Abstract 1119
Background
Pancreatic cancer is the 4th leading cause of cancer death in the United States. With its anti-inflammatory property, soluble receptor for advanced glycation end-product (sRAGE) has been associated with lower risk of pancreatic cancer. Anti-hypertensive (anti-HT) medications were shown to modulate sRAGE levels and AGE/RAGE signaling pathway. However, few large-scale population based study have evaluated the associations between antihypertensive medications and risk of pancreatic cancer.
Methods
A total of 145,551 postmenopausal women aged 50 to 79 years with no prevalent cancer from Women Health Initiative (WHI) were included with a mean follow-up of 13.8 year. Medication data including product and generic name, duration of use, and dosage form were collected at baseline recruitment (1993-98). We examined four anti-HT drugs including β-blockers, diuretics, angiotensin converting enzyme inhibitors (ACEi) and calcium channel blockers (CCBs). Serum levels of sRAGE were measured in a subset of 1,466 study participants using immunoassay. Cox proportional hazard regression model was performed to obtain hazard ratio (HR) and its 95% confidence interval (CI) for each anti-HT medication use and its duration of use in association with risk of pancreatic cancer.
Results
By August 29, 2014, a total of 841 incident pancreatic cancer cases were ascertained through annual self-administered questionnaires and confirmed by central adjudication. Increased risk of incident pancreatic cancer was found among ever users of short-acting CCB (HR = 1.66, 95% CI: 1.20-2.29) and long-term (> 3 years) users of short-acting CCB (HR = 2.07, 95% CI: 1.42-3.02) compared to ever users of other anti-HT medications. Average sRAGE levels were lower in short-acting CCB ever users than those who took other anti-HT medication (1,158 pg/ml versus 1,446 pg/ml, P = 0.032).
Conclusions
We found a positive association between short-acting CCB use and risk of incident pancreatic cancer in postmenopausal women.
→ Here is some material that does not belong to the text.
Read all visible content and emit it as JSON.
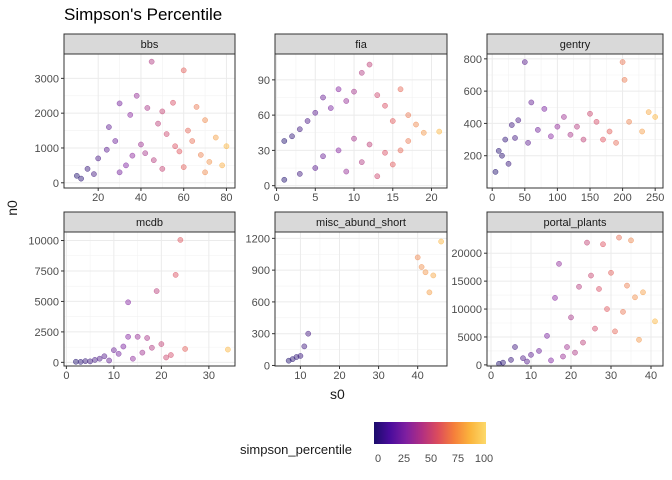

Future studies are warranted to confirm these findings and elucidate potential mechanisms by which short-acting CCBs may influence development of pancreatic cancer, such as modulating RAGE signaling pathway.
Clinical trial identification
Legal entity responsible for the study
Li Jiao.
Funding
National Cancer Institute.
Editorial Acknowledgement
Disclosure
All authors have declared no conflicts of interest.